Records Breached: 360 million

Information from over 360 million Myspace accounts, including usernames and birth dates, was posted on the dark web in 2016. Although the data had been encrypted, hackers were able to crack it. Myspace stated that the breach involved data from 2013, predating a security upgrade. The company still required all affected users to reset their passwords to secure their accounts.

9. Microsoft

Records Breached: 250 million

In December 2019, security researchers reported Microsoft was storing 250 million customer support records in a publicly available database that could be accessed online without authentication or a password. The exposed data spanned over 10 years, and included customer email addresses and IP addresses.

Once Microsoft was alerted of the public cloud configuration issue, they were able to address it within 24 hours. However, this incident highlights how even big companies struggle to protect and store data.

10. Equifax

Records Breached: 143 million

In 2017, 40% of Americans had their personal data stolen during the Equifax data breach, which resulted from a flaw in Apache Struts. Apache had posted a fix for the vulnerability, but Equifax had not applied it, leaving them open to attack. As a result, hackers were able to exfiltrate sensitive data including social security numbers and financial data from Equifax’s servers.

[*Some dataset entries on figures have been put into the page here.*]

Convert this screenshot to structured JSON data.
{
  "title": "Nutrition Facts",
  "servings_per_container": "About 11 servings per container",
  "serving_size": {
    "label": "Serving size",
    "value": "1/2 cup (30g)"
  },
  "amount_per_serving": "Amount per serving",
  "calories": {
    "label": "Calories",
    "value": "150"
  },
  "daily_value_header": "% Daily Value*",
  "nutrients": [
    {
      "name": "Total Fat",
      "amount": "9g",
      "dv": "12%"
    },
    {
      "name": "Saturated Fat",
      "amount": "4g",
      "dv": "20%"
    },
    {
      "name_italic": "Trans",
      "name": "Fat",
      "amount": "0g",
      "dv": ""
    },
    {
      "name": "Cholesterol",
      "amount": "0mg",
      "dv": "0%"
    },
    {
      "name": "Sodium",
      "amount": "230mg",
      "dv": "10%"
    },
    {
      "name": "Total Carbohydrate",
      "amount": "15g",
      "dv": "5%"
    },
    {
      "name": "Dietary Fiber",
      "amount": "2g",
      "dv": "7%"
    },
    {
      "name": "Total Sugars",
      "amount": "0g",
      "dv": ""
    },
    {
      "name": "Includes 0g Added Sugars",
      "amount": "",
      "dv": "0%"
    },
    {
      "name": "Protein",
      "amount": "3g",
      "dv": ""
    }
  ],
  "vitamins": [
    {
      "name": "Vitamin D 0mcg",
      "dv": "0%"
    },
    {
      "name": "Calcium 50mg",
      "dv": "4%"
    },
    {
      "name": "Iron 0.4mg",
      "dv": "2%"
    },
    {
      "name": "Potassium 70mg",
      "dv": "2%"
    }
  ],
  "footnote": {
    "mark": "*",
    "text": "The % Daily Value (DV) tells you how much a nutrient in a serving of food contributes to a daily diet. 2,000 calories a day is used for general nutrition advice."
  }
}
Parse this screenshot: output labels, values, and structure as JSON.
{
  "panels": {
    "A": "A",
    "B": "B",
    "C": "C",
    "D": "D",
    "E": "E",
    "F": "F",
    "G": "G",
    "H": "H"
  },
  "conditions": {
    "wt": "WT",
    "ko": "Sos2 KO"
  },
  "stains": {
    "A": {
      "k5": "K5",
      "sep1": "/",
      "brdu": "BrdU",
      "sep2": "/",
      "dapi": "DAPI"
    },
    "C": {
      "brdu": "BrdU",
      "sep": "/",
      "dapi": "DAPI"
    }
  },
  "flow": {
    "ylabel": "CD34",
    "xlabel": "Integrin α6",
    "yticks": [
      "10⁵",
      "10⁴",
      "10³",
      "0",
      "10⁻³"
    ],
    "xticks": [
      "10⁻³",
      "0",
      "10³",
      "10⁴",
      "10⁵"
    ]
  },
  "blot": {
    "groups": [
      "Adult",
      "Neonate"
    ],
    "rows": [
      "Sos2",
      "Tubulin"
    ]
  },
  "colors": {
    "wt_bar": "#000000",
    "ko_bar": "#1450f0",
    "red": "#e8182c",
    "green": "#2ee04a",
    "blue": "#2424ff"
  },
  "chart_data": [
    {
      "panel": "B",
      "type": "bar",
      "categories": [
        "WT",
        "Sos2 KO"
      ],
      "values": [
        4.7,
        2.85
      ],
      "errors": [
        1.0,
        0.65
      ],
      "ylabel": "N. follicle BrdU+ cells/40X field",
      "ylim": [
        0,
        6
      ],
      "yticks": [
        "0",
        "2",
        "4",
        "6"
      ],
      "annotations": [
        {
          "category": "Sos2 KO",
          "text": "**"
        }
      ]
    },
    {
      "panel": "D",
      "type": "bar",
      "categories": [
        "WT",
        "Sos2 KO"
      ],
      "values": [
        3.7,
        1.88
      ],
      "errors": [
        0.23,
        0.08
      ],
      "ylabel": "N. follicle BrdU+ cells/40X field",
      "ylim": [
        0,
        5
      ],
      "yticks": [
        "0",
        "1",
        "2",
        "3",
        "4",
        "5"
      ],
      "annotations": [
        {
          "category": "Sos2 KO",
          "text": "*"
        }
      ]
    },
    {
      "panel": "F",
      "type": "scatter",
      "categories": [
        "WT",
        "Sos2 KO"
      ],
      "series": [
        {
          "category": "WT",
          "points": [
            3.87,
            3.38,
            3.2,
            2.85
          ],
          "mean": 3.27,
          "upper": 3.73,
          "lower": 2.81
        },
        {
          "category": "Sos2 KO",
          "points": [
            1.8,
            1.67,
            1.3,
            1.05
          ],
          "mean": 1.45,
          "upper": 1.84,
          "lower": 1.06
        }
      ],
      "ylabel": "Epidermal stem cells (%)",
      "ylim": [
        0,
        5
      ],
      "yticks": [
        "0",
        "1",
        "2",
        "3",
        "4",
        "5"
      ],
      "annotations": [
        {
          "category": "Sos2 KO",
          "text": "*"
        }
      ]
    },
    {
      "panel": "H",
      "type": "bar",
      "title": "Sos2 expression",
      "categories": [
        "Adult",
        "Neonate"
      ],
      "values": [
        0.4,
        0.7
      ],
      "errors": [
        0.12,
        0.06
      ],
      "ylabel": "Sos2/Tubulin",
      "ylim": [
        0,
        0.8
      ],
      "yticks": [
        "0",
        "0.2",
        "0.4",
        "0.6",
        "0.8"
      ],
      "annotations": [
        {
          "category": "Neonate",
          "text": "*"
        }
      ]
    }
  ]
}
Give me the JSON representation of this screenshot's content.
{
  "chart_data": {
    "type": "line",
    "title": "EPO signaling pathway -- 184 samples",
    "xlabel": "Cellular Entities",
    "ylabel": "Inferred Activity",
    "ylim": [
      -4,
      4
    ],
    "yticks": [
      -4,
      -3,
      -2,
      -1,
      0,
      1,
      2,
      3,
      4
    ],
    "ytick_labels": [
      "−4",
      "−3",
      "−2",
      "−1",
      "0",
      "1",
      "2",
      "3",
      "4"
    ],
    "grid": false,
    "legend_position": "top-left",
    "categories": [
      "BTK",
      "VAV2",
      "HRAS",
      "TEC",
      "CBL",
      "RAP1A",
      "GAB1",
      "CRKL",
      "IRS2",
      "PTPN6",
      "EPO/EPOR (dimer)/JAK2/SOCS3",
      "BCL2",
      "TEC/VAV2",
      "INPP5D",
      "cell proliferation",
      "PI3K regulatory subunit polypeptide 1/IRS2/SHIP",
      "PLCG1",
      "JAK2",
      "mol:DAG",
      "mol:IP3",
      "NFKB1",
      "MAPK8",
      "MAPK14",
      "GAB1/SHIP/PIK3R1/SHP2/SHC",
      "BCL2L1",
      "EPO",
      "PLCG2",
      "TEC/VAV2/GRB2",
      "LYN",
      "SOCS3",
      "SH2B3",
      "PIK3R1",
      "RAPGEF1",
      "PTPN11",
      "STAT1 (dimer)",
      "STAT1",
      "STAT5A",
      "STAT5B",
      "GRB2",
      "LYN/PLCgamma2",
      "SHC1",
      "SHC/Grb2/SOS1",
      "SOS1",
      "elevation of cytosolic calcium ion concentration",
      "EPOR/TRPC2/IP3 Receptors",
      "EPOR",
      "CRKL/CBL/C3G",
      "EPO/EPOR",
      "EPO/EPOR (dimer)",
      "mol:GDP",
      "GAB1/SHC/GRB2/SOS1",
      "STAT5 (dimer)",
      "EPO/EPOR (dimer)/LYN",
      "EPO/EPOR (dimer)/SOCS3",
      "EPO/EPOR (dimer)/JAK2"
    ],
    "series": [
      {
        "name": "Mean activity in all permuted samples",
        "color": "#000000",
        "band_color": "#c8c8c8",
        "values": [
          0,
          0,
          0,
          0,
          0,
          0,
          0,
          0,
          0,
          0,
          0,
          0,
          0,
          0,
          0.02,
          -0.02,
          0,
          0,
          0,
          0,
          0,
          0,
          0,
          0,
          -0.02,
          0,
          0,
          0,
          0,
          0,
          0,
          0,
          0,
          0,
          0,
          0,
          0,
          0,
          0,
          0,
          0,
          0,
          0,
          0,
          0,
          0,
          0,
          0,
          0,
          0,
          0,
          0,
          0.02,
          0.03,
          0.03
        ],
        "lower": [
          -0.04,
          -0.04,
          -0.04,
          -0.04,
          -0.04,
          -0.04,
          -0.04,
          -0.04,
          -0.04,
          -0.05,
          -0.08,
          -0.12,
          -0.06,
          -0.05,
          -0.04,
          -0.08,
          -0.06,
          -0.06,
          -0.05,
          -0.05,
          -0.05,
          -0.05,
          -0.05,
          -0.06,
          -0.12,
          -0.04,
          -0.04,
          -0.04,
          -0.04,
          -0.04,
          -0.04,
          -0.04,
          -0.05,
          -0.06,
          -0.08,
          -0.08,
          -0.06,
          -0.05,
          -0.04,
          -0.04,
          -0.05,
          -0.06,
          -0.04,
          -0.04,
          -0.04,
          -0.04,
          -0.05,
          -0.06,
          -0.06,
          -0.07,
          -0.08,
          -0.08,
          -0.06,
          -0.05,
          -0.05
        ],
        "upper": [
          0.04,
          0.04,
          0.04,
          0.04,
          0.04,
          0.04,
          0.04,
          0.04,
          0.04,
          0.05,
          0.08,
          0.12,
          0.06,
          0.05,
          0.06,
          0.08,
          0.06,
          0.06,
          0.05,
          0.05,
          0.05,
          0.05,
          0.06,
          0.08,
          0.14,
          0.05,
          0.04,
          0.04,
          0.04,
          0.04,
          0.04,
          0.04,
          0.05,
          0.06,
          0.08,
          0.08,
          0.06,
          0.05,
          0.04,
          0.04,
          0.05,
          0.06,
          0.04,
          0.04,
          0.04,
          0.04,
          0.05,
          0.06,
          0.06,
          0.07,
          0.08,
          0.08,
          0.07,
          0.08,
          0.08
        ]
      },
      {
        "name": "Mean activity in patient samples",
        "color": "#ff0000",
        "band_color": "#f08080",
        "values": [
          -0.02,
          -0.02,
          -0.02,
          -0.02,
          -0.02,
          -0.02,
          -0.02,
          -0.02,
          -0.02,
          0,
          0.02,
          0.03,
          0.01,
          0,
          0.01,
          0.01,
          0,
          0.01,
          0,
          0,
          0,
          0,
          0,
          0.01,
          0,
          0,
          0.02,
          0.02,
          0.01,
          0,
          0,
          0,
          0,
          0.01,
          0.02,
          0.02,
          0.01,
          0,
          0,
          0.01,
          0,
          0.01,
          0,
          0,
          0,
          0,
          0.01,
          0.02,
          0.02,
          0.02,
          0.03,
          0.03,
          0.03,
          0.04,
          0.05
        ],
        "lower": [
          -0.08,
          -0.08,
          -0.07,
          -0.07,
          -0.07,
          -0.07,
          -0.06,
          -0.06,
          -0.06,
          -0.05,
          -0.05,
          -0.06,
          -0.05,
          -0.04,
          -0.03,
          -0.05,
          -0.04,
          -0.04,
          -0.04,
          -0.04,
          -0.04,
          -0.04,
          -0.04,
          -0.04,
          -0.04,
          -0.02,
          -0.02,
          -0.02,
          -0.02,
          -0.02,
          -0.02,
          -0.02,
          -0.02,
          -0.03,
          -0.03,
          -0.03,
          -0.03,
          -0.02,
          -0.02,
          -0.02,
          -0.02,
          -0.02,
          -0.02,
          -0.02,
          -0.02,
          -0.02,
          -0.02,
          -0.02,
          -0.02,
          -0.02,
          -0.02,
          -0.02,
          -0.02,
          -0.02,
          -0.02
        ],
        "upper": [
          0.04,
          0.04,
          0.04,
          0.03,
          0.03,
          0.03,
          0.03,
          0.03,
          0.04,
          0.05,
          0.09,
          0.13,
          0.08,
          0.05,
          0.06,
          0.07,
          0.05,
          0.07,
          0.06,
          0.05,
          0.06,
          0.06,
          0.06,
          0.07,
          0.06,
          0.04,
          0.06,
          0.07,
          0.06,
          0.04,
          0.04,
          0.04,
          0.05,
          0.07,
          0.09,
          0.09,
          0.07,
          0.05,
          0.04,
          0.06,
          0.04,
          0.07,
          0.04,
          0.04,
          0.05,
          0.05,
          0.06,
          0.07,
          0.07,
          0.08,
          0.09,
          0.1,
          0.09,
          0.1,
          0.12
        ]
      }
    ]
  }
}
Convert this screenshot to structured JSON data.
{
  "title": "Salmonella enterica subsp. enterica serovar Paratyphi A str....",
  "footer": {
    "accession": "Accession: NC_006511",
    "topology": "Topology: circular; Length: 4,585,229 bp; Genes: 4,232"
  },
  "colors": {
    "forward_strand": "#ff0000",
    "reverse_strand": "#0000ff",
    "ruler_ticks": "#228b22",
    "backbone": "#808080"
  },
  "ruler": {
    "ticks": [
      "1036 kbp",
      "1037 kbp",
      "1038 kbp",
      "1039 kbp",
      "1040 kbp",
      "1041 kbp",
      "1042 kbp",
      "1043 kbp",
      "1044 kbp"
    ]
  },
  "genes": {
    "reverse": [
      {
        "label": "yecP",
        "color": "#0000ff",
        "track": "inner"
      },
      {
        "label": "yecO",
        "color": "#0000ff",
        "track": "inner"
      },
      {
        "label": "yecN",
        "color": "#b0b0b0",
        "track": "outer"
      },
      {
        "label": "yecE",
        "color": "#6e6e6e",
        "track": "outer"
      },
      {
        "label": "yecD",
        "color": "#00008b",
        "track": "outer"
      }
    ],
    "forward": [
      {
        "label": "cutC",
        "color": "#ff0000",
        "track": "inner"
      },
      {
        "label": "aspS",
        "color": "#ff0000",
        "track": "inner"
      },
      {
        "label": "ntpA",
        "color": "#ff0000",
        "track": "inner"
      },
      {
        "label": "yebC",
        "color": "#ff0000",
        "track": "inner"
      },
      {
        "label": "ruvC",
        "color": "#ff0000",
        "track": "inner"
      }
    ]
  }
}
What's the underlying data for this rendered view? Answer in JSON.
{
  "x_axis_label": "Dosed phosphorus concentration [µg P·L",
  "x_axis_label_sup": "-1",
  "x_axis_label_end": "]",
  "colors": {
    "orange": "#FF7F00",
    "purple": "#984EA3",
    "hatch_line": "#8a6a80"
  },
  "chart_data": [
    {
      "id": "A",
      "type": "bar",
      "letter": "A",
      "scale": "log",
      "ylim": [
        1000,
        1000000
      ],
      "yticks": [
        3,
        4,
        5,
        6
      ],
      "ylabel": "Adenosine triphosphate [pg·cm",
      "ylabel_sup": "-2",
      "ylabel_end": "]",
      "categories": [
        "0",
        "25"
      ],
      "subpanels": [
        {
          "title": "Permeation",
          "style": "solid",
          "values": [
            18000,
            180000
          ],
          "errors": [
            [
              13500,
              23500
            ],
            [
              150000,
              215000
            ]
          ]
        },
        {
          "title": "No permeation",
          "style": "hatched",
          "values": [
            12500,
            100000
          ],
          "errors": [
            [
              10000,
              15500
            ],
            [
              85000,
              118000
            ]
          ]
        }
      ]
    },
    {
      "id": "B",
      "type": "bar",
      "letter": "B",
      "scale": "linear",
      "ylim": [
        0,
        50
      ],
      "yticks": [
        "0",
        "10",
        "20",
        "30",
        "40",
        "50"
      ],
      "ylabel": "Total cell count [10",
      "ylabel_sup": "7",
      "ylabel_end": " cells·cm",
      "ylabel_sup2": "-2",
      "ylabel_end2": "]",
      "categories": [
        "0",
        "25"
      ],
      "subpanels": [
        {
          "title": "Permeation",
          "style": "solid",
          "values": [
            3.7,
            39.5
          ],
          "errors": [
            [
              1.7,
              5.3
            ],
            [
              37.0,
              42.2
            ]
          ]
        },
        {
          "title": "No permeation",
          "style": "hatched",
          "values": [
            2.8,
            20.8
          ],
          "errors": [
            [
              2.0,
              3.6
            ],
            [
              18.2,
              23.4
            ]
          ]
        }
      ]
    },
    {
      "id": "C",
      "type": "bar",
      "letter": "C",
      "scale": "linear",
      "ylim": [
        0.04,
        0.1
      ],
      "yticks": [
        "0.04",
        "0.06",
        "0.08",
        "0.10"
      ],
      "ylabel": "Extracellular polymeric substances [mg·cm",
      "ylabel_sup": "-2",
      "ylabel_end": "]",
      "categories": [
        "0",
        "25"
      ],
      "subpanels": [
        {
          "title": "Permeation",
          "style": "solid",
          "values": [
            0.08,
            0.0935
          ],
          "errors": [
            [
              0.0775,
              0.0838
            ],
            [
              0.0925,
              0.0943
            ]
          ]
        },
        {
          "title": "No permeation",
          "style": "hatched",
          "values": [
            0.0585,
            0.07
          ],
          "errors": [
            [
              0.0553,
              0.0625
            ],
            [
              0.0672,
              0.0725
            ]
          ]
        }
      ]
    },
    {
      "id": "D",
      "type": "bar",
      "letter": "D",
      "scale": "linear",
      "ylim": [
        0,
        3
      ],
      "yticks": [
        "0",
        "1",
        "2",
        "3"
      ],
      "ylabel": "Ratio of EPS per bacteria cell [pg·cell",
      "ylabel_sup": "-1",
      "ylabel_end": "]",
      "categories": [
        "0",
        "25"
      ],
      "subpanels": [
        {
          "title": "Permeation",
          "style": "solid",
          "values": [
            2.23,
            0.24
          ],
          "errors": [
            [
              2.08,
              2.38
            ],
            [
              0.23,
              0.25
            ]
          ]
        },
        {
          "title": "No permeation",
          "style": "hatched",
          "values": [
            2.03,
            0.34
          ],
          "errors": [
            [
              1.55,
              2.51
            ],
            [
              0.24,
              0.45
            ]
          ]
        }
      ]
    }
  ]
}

After the breach, Equifax spent an estimated $1.4 billion upgrading its security protections.

11. MOVEit

Records Breached: 77 million

MOVEit, a Managed File Transfer (MFT) application that provides secure file transfer services to thousands of organizations and government agencies, was hit with one of the largest breaches of 2023.

The Clop malware gang was able to exploit a security flaw and deploy ransomware, leaking confidential data of 77 million individuals and over 2,600 companies globally. 78% of breached organizations were in the U.S., including the U.S. Department of Energy, Johns Hopkins, and the University System of Georgia. The Louisiana Office of Motor Vehicles announced that anyone with a state-issued driver’s license or ID card could have had their data stolen in the breach.

Total damages globally are estimated at up to $12 billion.

12. AT&T

Records Breached: 7.6 million current and 65.4 million former customers

In March 2024, AT&T announced that hackers had breached its systems, stealing personal data of current and former customers, including sensitive information like social security numbers, account numbers, and passcodes.

The dataset appeared to be from 2019 or earlier, but only surfaced on the dark web in 2024. The announcement came upon the heels of a previous January 2023 breach, which affected nine million AT&T users.

AT&T eventually settled a class action lawsuit related to the breach for $177 million.

13. Dell

Records Breached: 49 million

In May 2024, Dell was hit with a massive cyberattack that affected as many as 49 million customers. Menelik, the threat actor behind the attack, openly revealed to TechCrunch that he extracted large amounts of data by setting up partner accounts within Dell’s company portal.

After partner accounts were authorized, the hacker launched brute-force attacks against pages containing sensitive information, sending over 5,000 requests per minute continuously for nearly three weeks. Astonishingly, Dell remained oblivious to these activities. Following the barrage of nearly 50 million requests and successful data scraping, Menelik proceeded to alert Dell by sending multiple emails about the security vulnerability.

Menelik claims to have sold the data on a hacking forum, but did not disclose the sum he received. Dell acknowledged that while no financial details were breached, sensitive customer information such as home addresses and order data might have been compromised.

14. Tile

Records Breached: 450,000

Life360, the company behind the Tile tracker device, announced in June 2024 that its database had been breached. Hackers used an internal tool meant to process law enforcement requests to access data including names, addresses, email addresses, phone numbers, and purchase order details. Hackers attempted to extort Life360 for a ransom, which the company reported to law enforcement.